USD/JPY - This market is currently very attractive from my point of view, both fundamentally and technically. The market structures are bullish on all fundamental time frames - weekly, daily and 4-hour. Another key factor that attracted my attention was the daily Imbalance zone. It was tested four times during the correction, and not once did the daily candle close below this level (on the chart - the green rectangle.) *
Link to 5-year chart: https://www.investing.com/currencies/usd-jpy
If the market shows all these aspects, my next step is to wait for an entry set-up. This consists of two or more equal lows and a subsequent short-term decline below those lows. By doing this, the market will indicate to me that the early buyers have been kicked out of the market and the banks have executed their trades. A last criterion of my trading system, in this case, is a bullish Momentum candlestick. This one will confirm the strong buying pressure that I want to be a part of. In the chart below, you can see that the market has met all the criteria mentioned. *
Link to 5-year chart: https://www.investing.com/currencies/usd-jpy
What is important right now is how the price behaves at the daily Imbalance zone of 136.3. Since I want to buy this market, I need to see a corrective bearish Price flow because of weak Seller’s strength. The price on the 4-hour timeframe may eventually drop to 133.015 but may not close below it. That would imply a transformation to a bearish structure, and the buying set-up would be invalid. [1]

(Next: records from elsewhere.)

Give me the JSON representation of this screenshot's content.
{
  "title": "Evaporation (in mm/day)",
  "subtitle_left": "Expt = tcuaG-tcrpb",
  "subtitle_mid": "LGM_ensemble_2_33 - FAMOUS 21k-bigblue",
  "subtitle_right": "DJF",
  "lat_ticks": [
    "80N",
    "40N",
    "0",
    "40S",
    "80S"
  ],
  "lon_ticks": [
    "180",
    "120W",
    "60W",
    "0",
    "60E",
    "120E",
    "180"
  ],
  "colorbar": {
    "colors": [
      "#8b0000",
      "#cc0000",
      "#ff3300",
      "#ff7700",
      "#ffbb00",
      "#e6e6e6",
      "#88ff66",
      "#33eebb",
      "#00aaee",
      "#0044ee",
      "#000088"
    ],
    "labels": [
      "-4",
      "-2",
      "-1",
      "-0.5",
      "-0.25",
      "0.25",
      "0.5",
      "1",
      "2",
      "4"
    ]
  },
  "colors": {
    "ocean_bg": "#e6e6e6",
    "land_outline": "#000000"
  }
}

The stop-loss order of the trade will depend on further developments. Now, we can say that a conservative level would be 133.743 - the zone of the last liquidity spike. [2]
The take-profit is set at 137.911. The reason for that is there are two equal highs above which the liquidity of the traders who sold and the price will want to kick them out of the market. The Retail Traders Sentiment Index shows 62% of traders with an open short position in this market. This fact confirms my assumption. [3]
* Past performance is no guarantee of future results
[1,2,3] Forward-looking statements are based on assumptions and current expectations, which may be inaccurate, or on the current economic environment, which may change. Such statements are not guarantees of future performance. They involve risks and other uncertainties that are difficult to predict. Results may differ materially from those expressed or implied by any forward-looking statements.